Picking the Best Embryo from the Bunch

New embryo-screening technologies could weed out embryos with major genetic abnormalities and improve IVF success rates.

More and more of the thousands of women undergoing in vitro fertilization (IVF) are asking their doctors for preimplantation genetic screening, a special type of embryo testing designed to weed out embryos with abnormal chromosomes. Such embryos are less likely to lead to successful pregnancies--they either fail to implant or miscarry, or if they do come to term, they can produce babies with disabilities such as Down's syndrome. Current screening techniques can only detect a subset of abnormal embryos, and doctors disagree about whether the screening substantially improves a patient's chance of pregnancy. But new screening technologies about to hit the market could change that, potentially bringing a big boost in IVF success rates.

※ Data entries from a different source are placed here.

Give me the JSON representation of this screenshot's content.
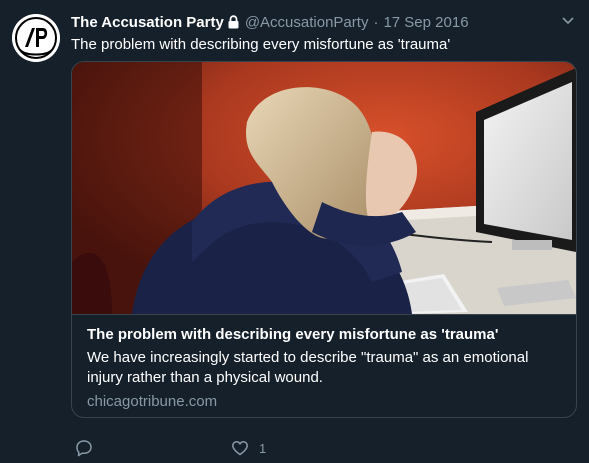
{
  "tweet": {
    "display_name": "The Accusation Party",
    "handle": "@AccusationParty",
    "separator": "·",
    "date": "17 Sep 2016",
    "text": "The problem with describing every misfortune as 'trauma'"
  },
  "card": {
    "title": "The problem with describing every misfortune as 'trauma'",
    "description": "We have increasingly started to describe \"trauma\" as an emotional injury rather than a physical wound.",
    "domain": "chicagotribune.com"
  },
  "actions": {
    "like_count": "1"
  },
  "icons": {
    "avatar": "avatar-logo-icon",
    "lock": "lock-icon",
    "caret": "chevron-down-icon",
    "reply": "reply-icon",
    "like": "heart-icon"
  },
  "colors": {
    "background": "#15202b",
    "border": "#38444d",
    "secondary_text": "#8899a6"
  }
}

Scientists remove a single cell from an embryo derived from in vitro fertilization so that it can be used for genetic screening. Credit: Credit: Pascal Goetgheluck / Photo Researchers, Inc

About 50 percent of human embryos are chromosomally abnormal, meaning they carry either one or three copies of a chromosome, rather than the typical two, or they have a chromosome with an abnormal structure. This percentage increases with a woman's age--it's up to 80 percent in women over 40. "We think the majority of IVF procedures that fail do so because of chromosomal abnormalities," says David Adamson, incoming president of the American Society for Reproductive Medicine.

Chromosome screening is just one type of genetic test available for embryo screening; others include tests for genetic diseases such as cystic fibrosis. But chromosome screening is by far the most common, accounting for about two-thirds of preimplantation genetic testing. Despite its popularity, however, such tests are controversial. Studies comparing the successful-pregnancy rates of those who have had their embryos screened with those who have not have produced conflicting results.

Current screening methods use specially designed fluorescent probes that bind to the different chromosomes, revealing if there are either extra copies or not enough. But only 10 to 12 different probes can be used at a time, meaning that about half of the embryo's 23 chromosome pairs go unscreened. "So you're probably still transferring embryos that are abnormal," says David Grainger, president of the Society for Assisted Reproductive Technology.

New methods that use DNA microarrays--small chips coated with specific DNA sequences--could provide a more accurate screening method because researchers can simultaneously analyze many more spots on the chromosomes. But the major barrier to using microarrays to analyze embryonic DNA is generating enough genetic material for the test. The single cell used for genetic screening, which scientists carefully remove from the embryo, contains far too little DNA for the tests. And the most common duplication method, known as the polymerase chain reaction, is too error prone to be used in this case.